Question

In a beam of electrons used in a diffraction experiment, each electron is accelerated to a kinetic energy of \(150 \mathrm{keV} .\) (a) Are the electrons relativistic? Explain. (b) How fast are the electrons moving?

Short answer

Calculate their velocity. Answer: The electrons are NOT relativistic, as the ratio of their kinetic energy to their rest mass energy is 0.293. Their velocity is approximately 2.998 × 10^8 m/s.

Step-by-step solution

Part (a): Determine if electrons are relativistic

To determine if the electrons are relativistic, we need to compare their kinetic energy with their rest mass energy. If the ratio is much greater than 1, then we can consider the electrons to be relativistic. The rest mass energy of an electron is given by the formula: \(E_0 = m_{e} c^2\) where \(m_{e}\) is the electron mass (\(m_{e} = 9.10938 × 10^{-31} \ kg\)), and \(c\) is the speed of light (\(c = 2.998 × 10^8 \ m/s\)). To make it easier to compare the kinetic energy, we can express the rest mass energy in keV by using the conversion factor \(1 \mathrm{keV} = 1.60218 × 10^{-16} \ J\). \(E_0 = m_{e} c^2 = 9.10938 × 10^{-31} \cdot (2.998 × 10^8)^2 = 8.1871 × 10^{-14} \ J\) Now we can convert this to keV: \(E_0 = 8.1871 × 10^{-14} \ J \cdot \frac{1 \mathrm{keV}}{1.60218 × 10^{-16} \ J} = 511 \mathrm{keV}\) Now we can calculate the ratio \(R\) of kinetic energy (\(150 \mathrm{keV}\)) to rest mass energy (\(511 \mathrm{keV}\)): \(R = \frac{150 \mathrm{keV}}{511 \mathrm{keV}} = 0.293\) Since this ratio is less than 1, we conclude that the electrons are NOT relativistic.

Part (b): Calculate the velocity of the electrons

Since we determined that the electrons are not relativistic, we can use the non-relativistic formula for the kinetic energy: \(K = \frac{1}{2} m_{e} v^2\) We know the kinetic energy is \(150 \mathrm{keV}\) and the electron mass is \(9.10938 × 10^{-31} \ kg\).

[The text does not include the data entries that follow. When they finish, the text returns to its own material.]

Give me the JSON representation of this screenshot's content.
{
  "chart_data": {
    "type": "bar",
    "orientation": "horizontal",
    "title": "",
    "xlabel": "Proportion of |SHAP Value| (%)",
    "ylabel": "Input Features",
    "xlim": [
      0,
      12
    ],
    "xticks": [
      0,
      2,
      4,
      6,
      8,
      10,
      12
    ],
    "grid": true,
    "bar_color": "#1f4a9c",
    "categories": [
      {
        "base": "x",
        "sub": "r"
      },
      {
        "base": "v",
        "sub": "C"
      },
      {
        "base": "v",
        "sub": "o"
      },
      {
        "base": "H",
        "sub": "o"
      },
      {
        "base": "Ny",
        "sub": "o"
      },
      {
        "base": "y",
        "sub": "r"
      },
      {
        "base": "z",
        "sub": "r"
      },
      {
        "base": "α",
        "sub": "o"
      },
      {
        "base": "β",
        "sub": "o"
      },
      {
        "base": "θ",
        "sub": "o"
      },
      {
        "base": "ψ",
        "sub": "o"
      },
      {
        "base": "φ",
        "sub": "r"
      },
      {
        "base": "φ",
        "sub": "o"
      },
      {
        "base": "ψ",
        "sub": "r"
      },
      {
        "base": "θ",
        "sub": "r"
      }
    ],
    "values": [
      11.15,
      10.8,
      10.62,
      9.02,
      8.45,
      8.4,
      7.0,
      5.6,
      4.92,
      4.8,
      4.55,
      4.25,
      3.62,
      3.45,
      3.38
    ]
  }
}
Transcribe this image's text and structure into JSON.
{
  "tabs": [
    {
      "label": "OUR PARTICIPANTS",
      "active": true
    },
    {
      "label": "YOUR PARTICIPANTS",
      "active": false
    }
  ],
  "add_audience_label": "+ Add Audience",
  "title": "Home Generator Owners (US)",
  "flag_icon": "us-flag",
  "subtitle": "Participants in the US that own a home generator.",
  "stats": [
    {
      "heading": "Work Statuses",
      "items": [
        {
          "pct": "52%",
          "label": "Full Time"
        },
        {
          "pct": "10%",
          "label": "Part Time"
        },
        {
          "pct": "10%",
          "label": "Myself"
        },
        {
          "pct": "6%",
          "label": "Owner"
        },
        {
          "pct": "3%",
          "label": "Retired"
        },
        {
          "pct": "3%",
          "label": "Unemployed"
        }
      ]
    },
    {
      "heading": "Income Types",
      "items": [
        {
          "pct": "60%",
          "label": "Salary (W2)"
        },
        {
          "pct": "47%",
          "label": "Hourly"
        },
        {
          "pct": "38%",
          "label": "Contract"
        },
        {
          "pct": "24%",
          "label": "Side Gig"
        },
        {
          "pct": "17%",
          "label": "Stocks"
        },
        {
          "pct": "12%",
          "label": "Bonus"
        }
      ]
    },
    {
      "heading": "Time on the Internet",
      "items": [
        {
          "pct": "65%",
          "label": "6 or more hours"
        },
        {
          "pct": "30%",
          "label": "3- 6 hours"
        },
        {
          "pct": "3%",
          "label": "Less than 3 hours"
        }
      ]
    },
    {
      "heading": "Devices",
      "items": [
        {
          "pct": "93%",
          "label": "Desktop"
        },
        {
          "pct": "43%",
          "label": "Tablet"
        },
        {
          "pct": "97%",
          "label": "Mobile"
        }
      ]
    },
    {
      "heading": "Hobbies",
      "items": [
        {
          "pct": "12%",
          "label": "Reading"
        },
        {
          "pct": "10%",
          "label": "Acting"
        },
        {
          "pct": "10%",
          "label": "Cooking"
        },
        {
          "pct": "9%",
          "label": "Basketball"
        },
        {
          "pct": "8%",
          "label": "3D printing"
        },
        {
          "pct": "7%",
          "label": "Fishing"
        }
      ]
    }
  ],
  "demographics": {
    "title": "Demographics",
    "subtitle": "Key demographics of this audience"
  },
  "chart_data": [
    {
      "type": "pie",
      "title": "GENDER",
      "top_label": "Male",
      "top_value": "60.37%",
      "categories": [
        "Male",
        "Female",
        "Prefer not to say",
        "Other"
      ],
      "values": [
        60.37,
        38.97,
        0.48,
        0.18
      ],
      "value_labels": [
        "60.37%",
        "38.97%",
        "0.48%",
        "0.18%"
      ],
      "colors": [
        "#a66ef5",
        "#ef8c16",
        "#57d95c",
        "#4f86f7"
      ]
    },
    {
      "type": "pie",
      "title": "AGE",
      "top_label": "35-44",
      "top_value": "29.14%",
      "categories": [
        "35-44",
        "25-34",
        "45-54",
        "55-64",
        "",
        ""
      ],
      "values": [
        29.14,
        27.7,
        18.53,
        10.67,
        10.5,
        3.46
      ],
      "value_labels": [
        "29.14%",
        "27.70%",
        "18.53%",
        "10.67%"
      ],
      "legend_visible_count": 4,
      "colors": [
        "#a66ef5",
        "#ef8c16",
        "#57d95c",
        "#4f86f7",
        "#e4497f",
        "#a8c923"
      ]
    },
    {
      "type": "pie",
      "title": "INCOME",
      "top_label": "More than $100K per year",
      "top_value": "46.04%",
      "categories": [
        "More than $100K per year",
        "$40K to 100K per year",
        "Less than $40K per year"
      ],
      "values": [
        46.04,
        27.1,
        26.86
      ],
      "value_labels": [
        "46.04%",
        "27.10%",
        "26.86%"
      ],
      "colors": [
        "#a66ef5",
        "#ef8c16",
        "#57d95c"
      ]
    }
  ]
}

We can convert the kinetic energy back to Joules: \(K = 150 \mathrm{keV} \cdot 1.60218 × 10^{-16} \ J/\mathrm{keV} = 2.40327 × 10^{-14} \ J\) Now we can solve for the velocity: \(v^2 = \frac{2K}{m_{e}} = \frac{2 \cdot 2.40327 × 10^{-14}}{9.10938 × 10^{-31}} = (2.998 × 10^8)^2\) \(v = \sqrt{(2.998 × 10^8)^2} = 2.998 × 10^8 \ m/s\) The electrons are moving at a velocity of approximately \(2.998 × 10^8 \ m/s\).